1702 senesi hac mevsiminden, 1705 senesi hac mevsimine kadar, üç sene, Ahmed Yekdest Cüryânî hazretlerinin hizmetinde, derslerinde ve sohbetlerinde bulundum. Nihâyet 1705 senesinde hacıların dönmesi sırasında, hocamın izni üzerine İstanbul'a döndüm." Mehmed Emîn Tokâdî hazretleri, hocası Ahmed Yekdest hazretlerinin sohbetlerinde yetişip, tasavvufda yüksek derecelere ulaştıktan sonra İstanbul'a dönünce, hocasının talebelerinden Muhammed Kumul Efendinin evine yerleşti ve İstanbul'da beş sene daha kaldı. Bu sırada Nakşibendî, Kâdirî, Şâzilî, Şettârî yollarında yetişmiş bulunuyordu. İstanbul'da kaldığı bu beş sene müddetince Şehzâde Câmiinde ve Sultan Mahmûd Câmiinde talebelere ders verdi. Nakşibendiyye yolunun büyüklerinden Muhammed Kumul Efendi, Mevlânâ Hâce Ziyâüddîn, Halvetî büyüklerinden Mevlânâ Şeyh Îsâ-yı Mahvî ve Sünbüliyye meşhûrlarından Seyyid Nûreddîn Sünbülî ile sohbet etti. Sonra Muhammed Kumul Efendi ile önce Habeş eyâletine sonra Kudüs'e gitti. Oradan da Mekke ve Medîne'ye gitti. Bu esnâda hocası Ahmed-i Yekdest hazretleri vefât etmiş ve dört sene geçmiş idi.

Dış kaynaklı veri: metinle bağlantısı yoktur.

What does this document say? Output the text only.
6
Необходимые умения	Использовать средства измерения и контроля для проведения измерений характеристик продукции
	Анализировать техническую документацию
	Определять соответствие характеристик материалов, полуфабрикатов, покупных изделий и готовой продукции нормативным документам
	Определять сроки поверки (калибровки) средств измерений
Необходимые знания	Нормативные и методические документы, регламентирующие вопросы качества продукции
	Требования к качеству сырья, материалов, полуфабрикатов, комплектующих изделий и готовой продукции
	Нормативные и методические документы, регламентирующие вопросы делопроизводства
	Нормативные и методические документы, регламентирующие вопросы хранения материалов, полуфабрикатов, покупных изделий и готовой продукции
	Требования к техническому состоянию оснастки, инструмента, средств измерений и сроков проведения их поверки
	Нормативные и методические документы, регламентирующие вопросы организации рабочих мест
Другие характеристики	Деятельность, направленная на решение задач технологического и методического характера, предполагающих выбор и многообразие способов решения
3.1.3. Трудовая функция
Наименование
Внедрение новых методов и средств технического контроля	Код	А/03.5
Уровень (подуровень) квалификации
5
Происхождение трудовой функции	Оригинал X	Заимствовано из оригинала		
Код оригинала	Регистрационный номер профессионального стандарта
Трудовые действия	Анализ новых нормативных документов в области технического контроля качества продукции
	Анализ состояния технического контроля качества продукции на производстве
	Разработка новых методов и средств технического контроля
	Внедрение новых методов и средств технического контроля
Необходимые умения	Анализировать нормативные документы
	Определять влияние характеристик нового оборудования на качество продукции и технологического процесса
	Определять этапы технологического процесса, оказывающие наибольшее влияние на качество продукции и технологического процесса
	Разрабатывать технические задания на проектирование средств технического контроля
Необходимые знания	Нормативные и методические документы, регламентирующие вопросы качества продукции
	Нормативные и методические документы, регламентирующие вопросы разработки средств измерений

Mehmed Emîn Tokâdî hazretleri altı sene süren bu seferi esnâsında, Kudüs'te Ahmed Nahlî'den hadîs ilminde icâzet aldı. Medîne-i münevverede Abdürrahîm Buharî ve Beşîr Ağa ile sohbetlerde bulundu. Ayrıca Şeyh Ahmed el-Benâî Dimyâtî'den, Mevlânâ Hüseyin Alemî er-Rufâî'den de hadîs rivâyeti icâzeti aldı. Remle şehrinde Kutbülebdâl Şeyh Cumâ hazretleri ile de sohbette bulundu. 1717 senesinde Hicaz'dan İstanbul'a döndü. İstanbul'a dönünce, Muhammed Kumul Efendinin evinde üç sene daha ikâmet etti. Bundan sonra Muhammed Kumul Efendinin vefâtı üzerine Filyokuşu'nda bir ev kirâladı ve evlenip orada oturdu. İlim ve mârifet yaymaya devâm etti. Bir ara Ebû Eyyûb-i Ensârî hazretlerinin türbesinde türbedârlık yaptı. Bu sırada âlim, fâdıl ve sâlih zâtlar onun sohbetine koştular. Bundan sonra da Peygamber efendimizin türbesinde, Ravda-i mutahherada hizmet etme vazifesi verildi. Bu vazifeye tâyin edilince, kavuştuğu nîmete şükrederek; "İki cihan sultânının türbesinde bekçi ve hizmetçi oldun. O'nun yüksek kapısının süpürgecisini, Mevlâ mahrûm eylemez, zarara uğratmaz. Cihânın sultânı olan Resûlullah'ın hizmetçisini kimse incitmez. Ey Emîn (sana müjdeler olsun)! Resûlullah efendimizin kapısında zâhiren ve bâtınen hizmetçi olmakla şereflendin." mânâsında da bir şiir söyledi.